Приходится подыгрывать: кивать и смеяться в нужных местах. На самом деле я не слежу за разговором. Меня больше занимает другой вопрос: как достучаться до этого болвана с помощью одной лишь мимики?

Когда с первым блюдом покончено, Торстен снова колокольчиком вызывает Дэвида; слуга собирает опустевшие тарелки и приносит гаспачо. Суп вкусный, но совершенно обычный, хотя Роуэн с довольным видом принимается обсуждать сорта помидоров, которые растут у Торстона на участке.

– Хотелось бы взглянуть на ваш сад, – говорит он, когда Торстен завершает рассказ о своих травах и овощах.

Наш хозяин на мгновение теряет маску, и в глазах у него вспыхивает злой огонек, однако он тут же прикрывает веки.

– О, думаю, это можно устроить.

Роуэн многозначительно усмехается. Такая улыбка мне хорошо знакома. Что ж, он хотя бы сознает, что мы находимся в обществе серийного убийцы; это радует. Есть надежда, что Роуэн все-таки знает, с кем мы сидим за столом, просто дурит мне голову.

Увы, когда Торстен откупоривает новую бутылку вина, наполняет два наших бокала, а себе наливать не торопится, с хищным интересом наблюдая, как Роуэн делает большой глоток, я понимаю, что мои надежды потерпели полный крах.

Наверное, нужно радоваться. Победа будет легкой. Однако от волнения меня бьет дрожь. Хорошо хоть вульгарная расшитая скатерть скрывает от присутствующих мои трясущиеся ноги.

Продолжая кулинарный диспут, Роуэн делает еще один большой глоток вина.

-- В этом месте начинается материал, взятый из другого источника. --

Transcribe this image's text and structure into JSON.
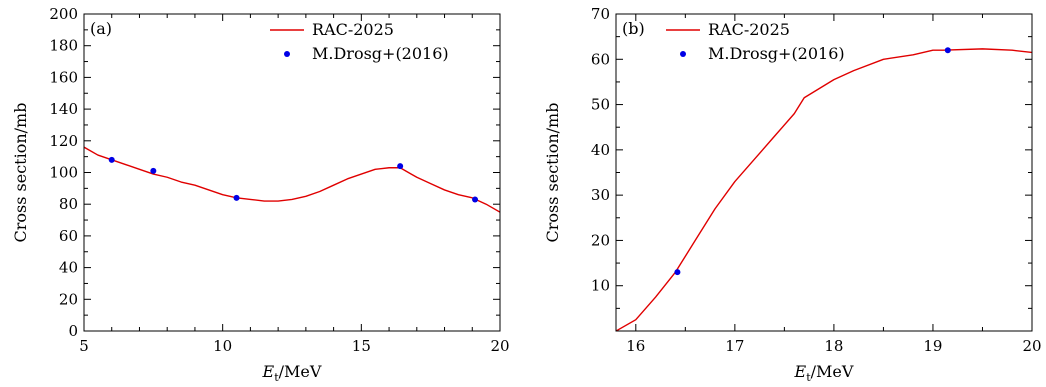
{
  "chart_data": [
    {
      "type": "line",
      "panel_label": "(a)",
      "xlabel_main": "E",
      "xlabel_sub": "t",
      "xlabel_unit": "/MeV",
      "ylabel": "Cross section/mb",
      "xlim": [
        5,
        20
      ],
      "ylim": [
        0,
        200
      ],
      "xticks": [
        5,
        10,
        15,
        20
      ],
      "yticks": [
        0,
        20,
        40,
        60,
        80,
        100,
        120,
        140,
        160,
        180,
        200
      ],
      "x_minor_step": 1,
      "y_minor_step": 10,
      "legend_position": "top-right",
      "series": [
        {
          "name": "RAC-2025",
          "kind": "line",
          "color": "#e00000",
          "x": [
            5,
            5.5,
            6,
            6.5,
            7,
            7.5,
            8,
            8.5,
            9,
            9.5,
            10,
            10.5,
            11,
            11.5,
            12,
            12.5,
            13,
            13.5,
            14,
            14.5,
            15,
            15.5,
            16,
            16.4,
            16.8,
            17,
            17.5,
            18,
            18.5,
            19,
            19.5,
            20
          ],
          "y": [
            116,
            111,
            108,
            105,
            102,
            99,
            97,
            94,
            92,
            89,
            86,
            84,
            83,
            82,
            82,
            83,
            85,
            88,
            92,
            96,
            99,
            102,
            103,
            103,
            99,
            97,
            93,
            89,
            86,
            84,
            80,
            75
          ]
        },
        {
          "name": "M.Drosg+(2016)",
          "kind": "scatter",
          "color": "#0000e6",
          "x": [
            6.0,
            7.5,
            10.5,
            16.4,
            19.1
          ],
          "y": [
            108,
            101,
            84,
            104,
            83
          ]
        }
      ]
    },
    {
      "type": "line",
      "panel_label": "(b)",
      "xlabel_main": "E",
      "xlabel_sub": "t",
      "xlabel_unit": "/MeV",
      "ylabel": "Cross section/mb",
      "xlim": [
        15.8,
        20
      ],
      "ylim": [
        0,
        70
      ],
      "xticks": [
        16,
        17,
        18,
        19,
        20
      ],
      "yticks": [
        10,
        20,
        30,
        40,
        50,
        60,
        70
      ],
      "x_minor_step": 0.5,
      "y_minor_step": 5,
      "legend_position": "top-left",
      "series": [
        {
          "name": "RAC-2025",
          "kind": "line",
          "color": "#e00000",
          "x": [
            15.8,
            16.0,
            16.2,
            16.4,
            16.6,
            16.8,
            17.0,
            17.2,
            17.4,
            17.6,
            17.7,
            18.0,
            18.2,
            18.5,
            18.8,
            19.0,
            19.1,
            19.5,
            19.8,
            20.0
          ],
          "y": [
            0,
            2.5,
            7.5,
            13,
            20,
            27,
            33,
            38,
            43,
            48,
            51.5,
            55.5,
            57.5,
            60,
            61,
            62,
            62,
            62.3,
            62,
            61.5
          ]
        },
        {
          "name": "M.Drosg+(2016)",
          "kind": "scatter",
          "color": "#0000e6",
          "x": [
            16.42,
            19.15
          ],
          "y": [
            13,
            62
          ]
        }
      ]
    }
  ]
}
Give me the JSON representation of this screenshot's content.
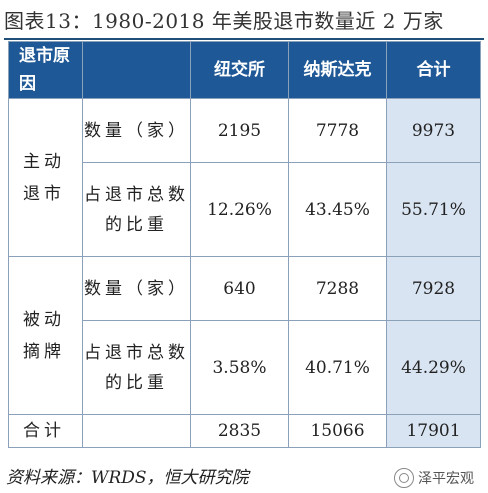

Торстен, позвав Дэвида, велит ему забрать пустые тарелки для супа и дает четкие указания принести блюдо с салатом с верхней полки холодильника. Он повторяет свои инструкции трижды, а Роуэн тем временем замечает, с каким видом я разглядываю его бокал, и вопросительно вскидывает брови, будто спрашивая: «Что не так?».